As long as we’re slinging around personal opinions of others, I’d vote for ignorant–or stupid.

Author: jim

Jim is a college professor with a fondness for running shoes and drumsticks.

2 thoughts on “The Problem with Gregg Easterbrook, Redux”

  1. For one thing, it’s not justifiable to lump “ignorant” in with “stupid, insane or wicked.” Everyone I know is ignorant in some way. I’m ignorant when it comes to automobiles, the stock market and Aramaic. Easterbrook is ignorant when it comes to evolutionary biology (and, it seems, all forms of science).
    For another, when someone insists on consistently referring to the entire body of knowledge of evolution as “Darwinism,” “Darwinian thought,” and “Darwinian thinking” — as if ol’ Chuck is the only one to ever do research in this realm, with other scientists having simply parroted all of his ideas unchanged for the past 150 years — you can be 100% sure he doesn’t have a clue.
    I’m guessing Easterbook is a conservative Catholic. Usually their anti-evolution pieces are the whiniest of all, substituting much grousing about the goshdarned unfairness of arrogant scientists for the crappy pseudoscientific rebuttals favored by fundagelicals.

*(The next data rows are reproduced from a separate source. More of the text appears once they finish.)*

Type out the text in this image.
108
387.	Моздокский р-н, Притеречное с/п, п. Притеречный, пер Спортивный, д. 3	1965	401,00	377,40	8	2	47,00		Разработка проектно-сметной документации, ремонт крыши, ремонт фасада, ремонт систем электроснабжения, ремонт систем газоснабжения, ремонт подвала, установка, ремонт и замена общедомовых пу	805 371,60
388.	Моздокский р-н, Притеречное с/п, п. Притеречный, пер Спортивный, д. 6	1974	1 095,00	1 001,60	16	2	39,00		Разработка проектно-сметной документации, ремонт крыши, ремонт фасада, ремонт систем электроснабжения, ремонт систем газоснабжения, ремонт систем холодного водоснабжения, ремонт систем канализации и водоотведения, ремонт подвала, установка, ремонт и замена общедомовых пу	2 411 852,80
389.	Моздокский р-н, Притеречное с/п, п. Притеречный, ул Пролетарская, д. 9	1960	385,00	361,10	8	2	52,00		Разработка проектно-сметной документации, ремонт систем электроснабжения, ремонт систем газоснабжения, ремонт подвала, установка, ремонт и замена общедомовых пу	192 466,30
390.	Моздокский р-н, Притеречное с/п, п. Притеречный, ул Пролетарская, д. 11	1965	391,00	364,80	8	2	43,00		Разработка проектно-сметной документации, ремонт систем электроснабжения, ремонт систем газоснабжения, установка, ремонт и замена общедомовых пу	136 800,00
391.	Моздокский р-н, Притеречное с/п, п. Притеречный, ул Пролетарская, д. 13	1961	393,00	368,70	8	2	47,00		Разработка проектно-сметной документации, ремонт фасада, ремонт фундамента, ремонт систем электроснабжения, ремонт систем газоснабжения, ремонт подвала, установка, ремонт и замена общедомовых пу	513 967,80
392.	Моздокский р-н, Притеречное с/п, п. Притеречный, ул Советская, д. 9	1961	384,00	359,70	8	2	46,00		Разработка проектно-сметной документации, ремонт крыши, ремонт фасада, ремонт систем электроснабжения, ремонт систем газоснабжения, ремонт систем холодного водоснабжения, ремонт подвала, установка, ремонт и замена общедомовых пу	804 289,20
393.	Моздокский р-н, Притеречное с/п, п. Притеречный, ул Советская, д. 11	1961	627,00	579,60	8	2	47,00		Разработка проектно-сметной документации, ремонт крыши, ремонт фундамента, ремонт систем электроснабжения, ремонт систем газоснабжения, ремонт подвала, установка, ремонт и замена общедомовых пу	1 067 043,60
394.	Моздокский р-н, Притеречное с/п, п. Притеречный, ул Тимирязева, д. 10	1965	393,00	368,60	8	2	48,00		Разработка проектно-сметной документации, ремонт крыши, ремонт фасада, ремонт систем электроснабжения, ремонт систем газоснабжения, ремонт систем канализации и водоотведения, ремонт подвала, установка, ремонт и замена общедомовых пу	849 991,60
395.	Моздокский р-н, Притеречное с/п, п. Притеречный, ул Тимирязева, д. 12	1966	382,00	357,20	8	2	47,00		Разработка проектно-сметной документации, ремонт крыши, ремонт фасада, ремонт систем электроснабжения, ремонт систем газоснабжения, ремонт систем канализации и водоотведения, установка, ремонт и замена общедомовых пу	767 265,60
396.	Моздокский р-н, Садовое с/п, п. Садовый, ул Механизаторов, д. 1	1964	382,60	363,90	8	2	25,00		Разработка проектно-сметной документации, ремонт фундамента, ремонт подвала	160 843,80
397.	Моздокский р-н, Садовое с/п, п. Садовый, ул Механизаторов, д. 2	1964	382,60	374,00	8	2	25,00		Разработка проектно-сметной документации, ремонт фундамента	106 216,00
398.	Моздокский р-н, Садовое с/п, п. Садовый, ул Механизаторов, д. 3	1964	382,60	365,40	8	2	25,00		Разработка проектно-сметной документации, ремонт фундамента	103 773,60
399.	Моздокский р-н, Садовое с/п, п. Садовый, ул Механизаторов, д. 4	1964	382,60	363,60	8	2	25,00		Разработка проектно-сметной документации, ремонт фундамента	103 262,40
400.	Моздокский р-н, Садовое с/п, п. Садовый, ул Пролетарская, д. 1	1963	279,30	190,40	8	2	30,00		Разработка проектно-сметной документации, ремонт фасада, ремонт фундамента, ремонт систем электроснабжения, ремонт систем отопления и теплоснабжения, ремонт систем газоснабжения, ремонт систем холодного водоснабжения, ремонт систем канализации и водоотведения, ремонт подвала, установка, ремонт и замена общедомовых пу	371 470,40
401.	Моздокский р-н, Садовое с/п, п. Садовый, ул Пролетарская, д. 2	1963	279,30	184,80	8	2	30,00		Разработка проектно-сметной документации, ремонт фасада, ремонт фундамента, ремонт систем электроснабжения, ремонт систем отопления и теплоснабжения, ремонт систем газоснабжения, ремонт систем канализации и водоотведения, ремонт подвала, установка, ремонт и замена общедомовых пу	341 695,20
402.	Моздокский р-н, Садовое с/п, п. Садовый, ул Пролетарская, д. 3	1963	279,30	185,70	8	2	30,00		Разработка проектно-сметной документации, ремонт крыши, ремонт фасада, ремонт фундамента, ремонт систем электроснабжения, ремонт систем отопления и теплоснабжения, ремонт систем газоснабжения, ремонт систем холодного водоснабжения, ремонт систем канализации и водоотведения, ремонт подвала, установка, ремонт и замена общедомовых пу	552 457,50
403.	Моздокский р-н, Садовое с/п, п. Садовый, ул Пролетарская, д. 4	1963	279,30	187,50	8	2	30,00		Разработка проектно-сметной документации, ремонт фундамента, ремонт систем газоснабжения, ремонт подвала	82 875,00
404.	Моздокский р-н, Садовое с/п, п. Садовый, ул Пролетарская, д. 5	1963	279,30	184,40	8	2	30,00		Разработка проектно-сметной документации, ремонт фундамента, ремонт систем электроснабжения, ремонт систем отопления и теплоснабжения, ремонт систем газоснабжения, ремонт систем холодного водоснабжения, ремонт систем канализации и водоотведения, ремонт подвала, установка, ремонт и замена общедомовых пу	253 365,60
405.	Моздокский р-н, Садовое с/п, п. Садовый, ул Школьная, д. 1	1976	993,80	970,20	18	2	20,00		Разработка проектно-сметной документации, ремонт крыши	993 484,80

  2. Nicely skewered! Per Kevin’s guess (above, is GE a conservative Catholic), Mr. Easterbrook is a former Baptist and now a born-again Christian. It was not a bad guess as, at the risk of citing an N =1, I do find such whinging is indeed often at its worst in my own Catholic relgion. All is not lost though I do miss George Coyne (former papal astronomer, now battling several diseases) who trashed ID and related arguments.